Дачные соседи рано или поздно знакомятся, но я не сразу узнал в загорелом старике автора того маленького сборника, что выучил практически наизусть. По-соседски покупал ему хлеб и мелочёвку в ближайшем сельмаге, пока он копался у себя в саду. Через месяц Сенька-почтальон доверил мне конверт для соседа, и я прочитал фамилию.
 
Эдуард Иванович нехотя признал, что да, это он, тот самый, а когда на следующий день я принёс его сборник, то поморщился, но подписал. К моим же поэтическим изыскам он отнёсся без особого энтузиазма, и хотя пару раз взглянул на подсунутые дачные вирши, но отговорился общими словами.
 
В один из августовских дней я, по заведённому маршруту, заглянул после магазина на почту. Сенька-почтальон увидел меня, обрадовался и загрузил целым ворохом писем для Эдуарда Ивановича. Как оказалось — юбилейных поздравлений, при вручении которых Смоленский пригласил зайти вечером по-соседски, чтобы не праздновать одному.
 
Вечером я явился с пол-литрой и в костюме. Смоленский был весел, пил и не пьянел. Говорили на обычные дачные темы от грибов и рыбалки до овощей и фруктов.
 
Солнце зашло. Играло радио, мы сидели на террасе, смотрели на звёзды. Наконец я осмелился задать неудобный вопрос:
— Эдуард Иванович, почему вы больше не пишете? Ведь пять книг, абсолютно разных, успех, известность... и вдруг внезапный уход в никуда, полная тишина. Извините, что лезу с этим вопросом, но просто не понимаю.
 
Смоленский несколько раз открывал рот, как бы пытаясь ответить, но продолжал молчать. Наконец он тихо произнёс:
 
— Я эту историю никому не рассказывал, — в его глазах блеснула какая-то волчья тоска, — стар я сказки рассказывать, да и кто такому поверит? Но тебе расскажу, хороший ты парень, смеяться над стариком не будешь.
 
***
Так вот, было мне в тот год под сорок. Я только что съехал от своей благоверной, оставив ей квартиру. Влюбилась она в кого-то, но я знать ничего не хотел, а хотел пожить один.
 
Работал я тогда на заводе. Да ты мою биографию читал, поди. Короче, помыкался и нашёл однокомнатную на сдачу.
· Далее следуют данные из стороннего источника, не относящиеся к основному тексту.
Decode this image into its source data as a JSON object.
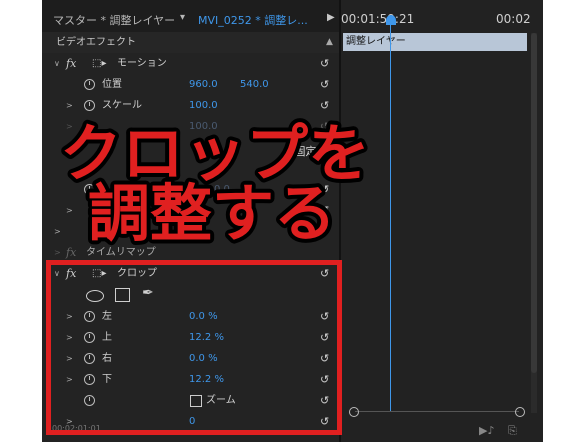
{
  "header": {
    "master_label": "マスター * 調整レイヤー",
    "clip_label": "MVI_0252 * 調整レ...",
    "chevron_icon": "chevron-down-icon",
    "play_icon": "play-icon"
  },
  "timeline": {
    "current_time": "00:01:59:21",
    "end_time": "00:02",
    "clip_name": "調整レイヤー"
  },
  "panel": {
    "section_title": "ビデオエフェクト",
    "collapse_icon": "collapse-up-icon"
  },
  "effects": {
    "motion": {
      "name": "モーション",
      "position_label": "位置",
      "position_x": "960.0",
      "position_y": "540.0",
      "scale_label": "スケール",
      "scale_value": "100.0",
      "scale_width_value": "100.0",
      "obscured_value": "0.0"
    },
    "time_remap": "タイムリマップ",
    "crop": {
      "name": "クロップ",
      "left_label": "左",
      "left_value": "0.0 %",
      "top_label": "上",
      "top_value": "12.2 %",
      "right_label": "右",
      "right_value": "0.0 %",
      "bottom_label": "下",
      "bottom_value": "12.2 %",
      "zoom_label": "ズーム",
      "edge_feather_value": "0"
    }
  },
  "status_time": "00:02:01:01",
  "overlay": {
    "line1": "クロップを",
    "line2": "調整する",
    "fragment": "を固定",
    "accent_color": "#e02020"
  }
}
Хозяйка просила много, но торговаться не стал. Заплачу, говорю, если подойдёт. Она сказала, что квартиру занимал какой-то литератор, но вот запил сильно и съезжает.
 
И вот приводит она меня смотреть хоромы эти. Нас встречает совсем обрюзгший человек, несёт от него винищем за пять метров. Хозяйка увидела его, скривилась и за дверь выскочила, мол, у подъезда подождёт. А сам человек нетвёрдой походкой семенит и всё время бормочет что-то. Я прислушался, а он твердит то ли мне, то ли сквозь меня: "Он на меня обиделся. За шум. Не даёт мне писать. А я его уж так умолял, так просил. Берегите его. Мёд с молоком ему давайте. Виноват, громок бываю, когда выпью. Болен я. Он обиделся..."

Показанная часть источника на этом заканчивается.